Intuition Behind the Birthday Bets

The "birthday bets" are a standard example in statistics classes. How many people must be in a room before it is more likely than not that two of them were born during the same month? Or in a more complex form, how many people must be in a room to make it more likely than not that two of them share the same birthday?

The misguided intro-student logic usually goes something like this. There are 12 months in a year. So to have more than a 50% chance of two people sharing a birth month, I need 7 people in the room (that is, 50% of 12 plus one more). Or there are 365 days in a year. So to have more than a 50% chance of two people sharing a specific birthdate, we need 183 people in the room. In a short article in Scientific American, David Hand explains the math behind the 365-day birthday bets.

Hand argues that the common fallacy in thinking about these bets is that people think about how many people it would take to share the same birth month or birthday with them. Thus, I think about how many people would need to be in the room to share my birth month, or my birth date. But that's not the actual question being asked. The question is about whether any two people in the room share the same birth month or the same birth date.

The math for the birth month problem looks like this. The first person is born in a certain month. For the second person added to the room, the chances are 11/12 that the two people do not share a birth month. For the third person added to the room, the chances are 11/12 x 10/12 that all three of the people do not share a birth month. For the fourth person added to a room, the chances are 11/12 x 10/12 x 9/12 that all four of the people do not share a birth month. And for the fifth person added to the room, the chances are 11/12 x 10/12 x 9/12 x 8/12 that none of the five share a birth month. This multiplies to about 38%, which means that in a room with five people, there is a 62% chance that two of them will share a birth month.

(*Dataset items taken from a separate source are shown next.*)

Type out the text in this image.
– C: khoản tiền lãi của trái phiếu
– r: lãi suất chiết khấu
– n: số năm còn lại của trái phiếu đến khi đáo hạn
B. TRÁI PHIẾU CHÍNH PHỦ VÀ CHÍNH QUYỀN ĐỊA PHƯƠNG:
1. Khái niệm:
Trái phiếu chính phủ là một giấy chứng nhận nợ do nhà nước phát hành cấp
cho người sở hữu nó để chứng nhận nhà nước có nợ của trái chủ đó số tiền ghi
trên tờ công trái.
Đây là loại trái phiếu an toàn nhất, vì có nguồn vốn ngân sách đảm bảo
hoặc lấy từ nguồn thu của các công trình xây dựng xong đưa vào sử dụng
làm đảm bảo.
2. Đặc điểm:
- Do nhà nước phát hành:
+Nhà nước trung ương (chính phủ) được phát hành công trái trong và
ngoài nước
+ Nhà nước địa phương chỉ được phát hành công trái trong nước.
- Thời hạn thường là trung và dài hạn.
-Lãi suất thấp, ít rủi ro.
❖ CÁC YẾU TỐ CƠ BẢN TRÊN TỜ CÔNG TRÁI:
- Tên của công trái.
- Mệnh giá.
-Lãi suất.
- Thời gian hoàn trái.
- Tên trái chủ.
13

Applying the same logic to the birthday problem, it turns out that when you have a room with 23 people, the probability is greater than 50% that two of them will share a birthday.

I've come up with a mental image or metaphor that seems to help in explaining the intuition behind this result. Think of the birth months, or the birthdays, as written on squares on a wall. Now blindfold a person with very bad aim, and have them randomly throw a ball dipped in paint at the wall, so that it marks where it hits The question becomes: If a wall has 12 squares, how many random throws will be needed before there is a greater than 50% chance of hitting the same square twice?

The point here is that after you have hit the wall once, there is one chance in 12 of hitting the same square with a second throw. If that second throw hits a previously untouched square, then the third throw has one chance in six (that is, 2/12) of hitting a marked square. If the third throw hits a previously untouched square, then the fourth throw has one chance in four (that is, 3/12) of hitting a marked square. And if the fourth throw hits a previously untouched square, then the fifth throw has one chance in three (4/12) of hitting a previously touched square.

The metaphor helps in understanding the problem as a sequence of events. It also clarifies that the question is not how many additions it takes to match where the first throw (or the birth of the first person entering the room), but whether any two match. It also helps in understanding that if you have a reasonably sequence of events, even if none of the events individually have a greater than 50% chance of happening, it can still be likely that during the sequence the event will actually happen.

For example, when randomly throwing paint-dipped balls at a wall with 365 squares, think about a situation where you have thrown 18 balls without a match, so that approximately 5% of the wall is now covered. The next throw has about a 5% chance of matching a previous hit, as does the next throw, as does the next throw, as does the next throw. Taken together, all those roughly 5% chances one after another mean that you have a greater than 50% chance of matching a previous hit fairly soon--certainly well before you get up to 183 throws!